Benim gördüğüm kadarıyla, tüm hayatımızı kendimizden kaçarak geçiriyoruz. Sorunlarımızdan kurtulabilsek mutlu olabileceğimize kendimizi kolayca ikna etmek. Ama kendinizden nasıl kaçarsınız? Nereye koşuyorsun Yaşamda ve ölümde 'benliklerimiz' kaçınılmazdır. Birçoğumuz yalnızlık hayalini uyuşukluk yoluyla kovalarken, diğerleri aldatma ve oyalama yoluyla sığınak ararız. Ancak şunu sormak gerekir, 'Onu hiç bulabilir miyiz?' Hiç kaçar mıyız? Hayır diyorum!
Sığınak aramak
Peki ne yapmalıyız? Tanrı'nın sizin için yarattığı yuvaya güvenli ve sessizce saklanarak sığın. Evdesin! 'Ev kalbin olduğu yerdir' diyorlar, bunu hayatım boyunca duydum. Şu ana kadar anladığımı sanmıyorum, tam da bu an. Her nasılsa bu cümle bana her zaman 'Mutlu olduğunuz yer evdir' veya 'Ev, sevdiğiniz insanların olduğu yerdir' şeklinde çevrildi.

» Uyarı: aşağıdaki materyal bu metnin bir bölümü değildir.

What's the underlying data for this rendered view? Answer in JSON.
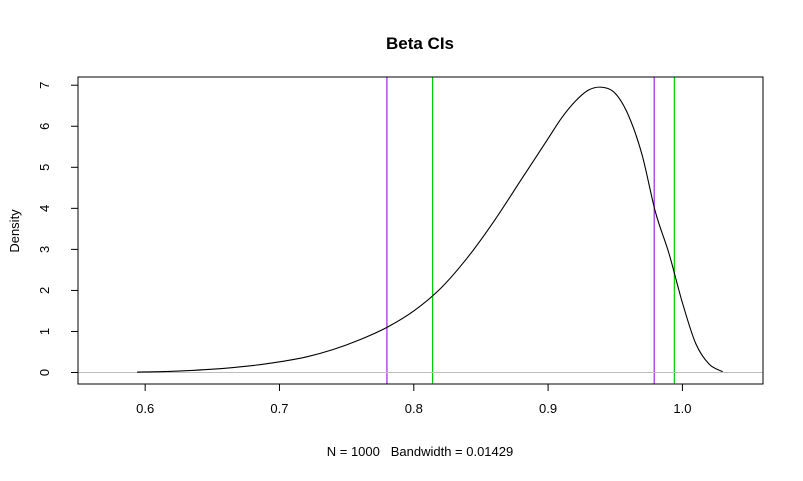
{
  "chart_data": {
    "type": "line",
    "title": "Beta CIs",
    "xlabel": "N = 1000   Bandwidth = 0.01429",
    "ylabel": "Density",
    "xlim": [
      0.55,
      1.06
    ],
    "ylim": [
      -0.28,
      7.2
    ],
    "x_ticks": [
      0.6,
      0.7,
      0.8,
      0.9,
      1.0
    ],
    "x_tick_labels": [
      "0.6",
      "0.7",
      "0.8",
      "0.9",
      "1.0"
    ],
    "y_ticks": [
      0,
      1,
      2,
      3,
      4,
      5,
      6,
      7
    ],
    "y_tick_labels": [
      "0",
      "1",
      "2",
      "3",
      "4",
      "5",
      "6",
      "7"
    ],
    "grid": false,
    "series": [
      {
        "color": "#000000",
        "x": [
          0.594,
          0.62,
          0.65,
          0.68,
          0.7,
          0.72,
          0.74,
          0.76,
          0.78,
          0.8,
          0.82,
          0.84,
          0.86,
          0.88,
          0.9,
          0.91,
          0.92,
          0.93,
          0.94,
          0.95,
          0.96,
          0.97,
          0.98,
          0.99,
          1.0,
          1.01,
          1.02,
          1.03
        ],
        "y": [
          0.01,
          0.03,
          0.08,
          0.17,
          0.26,
          0.38,
          0.56,
          0.8,
          1.1,
          1.5,
          2.05,
          2.8,
          3.7,
          4.7,
          5.7,
          6.2,
          6.6,
          6.88,
          6.95,
          6.8,
          6.25,
          5.3,
          3.9,
          2.9,
          1.7,
          0.7,
          0.2,
          0.02
        ]
      }
    ],
    "reference_lines": [
      {
        "orientation": "vertical",
        "value": 0.78,
        "color": "#a020f0"
      },
      {
        "orientation": "vertical",
        "value": 0.979,
        "color": "#a020f0"
      },
      {
        "orientation": "vertical",
        "value": 0.814,
        "color": "#00cd00"
      },
      {
        "orientation": "vertical",
        "value": 0.994,
        "color": "#00cd00"
      },
      {
        "orientation": "horizontal",
        "value": 0,
        "color": "#bebebe"
      }
    ]
  }
}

Ama şimdi anlıyorum, ikisi de bana bağlı, insanlardan memnun olduğumuz için, olmam gereken her şeydi (en azından buna inandım).
Çınlayan bir zil ve siren orkestrasıyla, şimdi biliyorum ki, 'ev' dış ifade veya kabulle hiçbir ilgisi yoktur. Ev Tanrı! Ev, tohum umudu ve sevgidir. Ev, yıllar önce kilitlediğim kalbimdeki alan. Ev kulağımda fısıldayan hala küçük bir sestir. Ev kaçınılmazdır. Evim benim!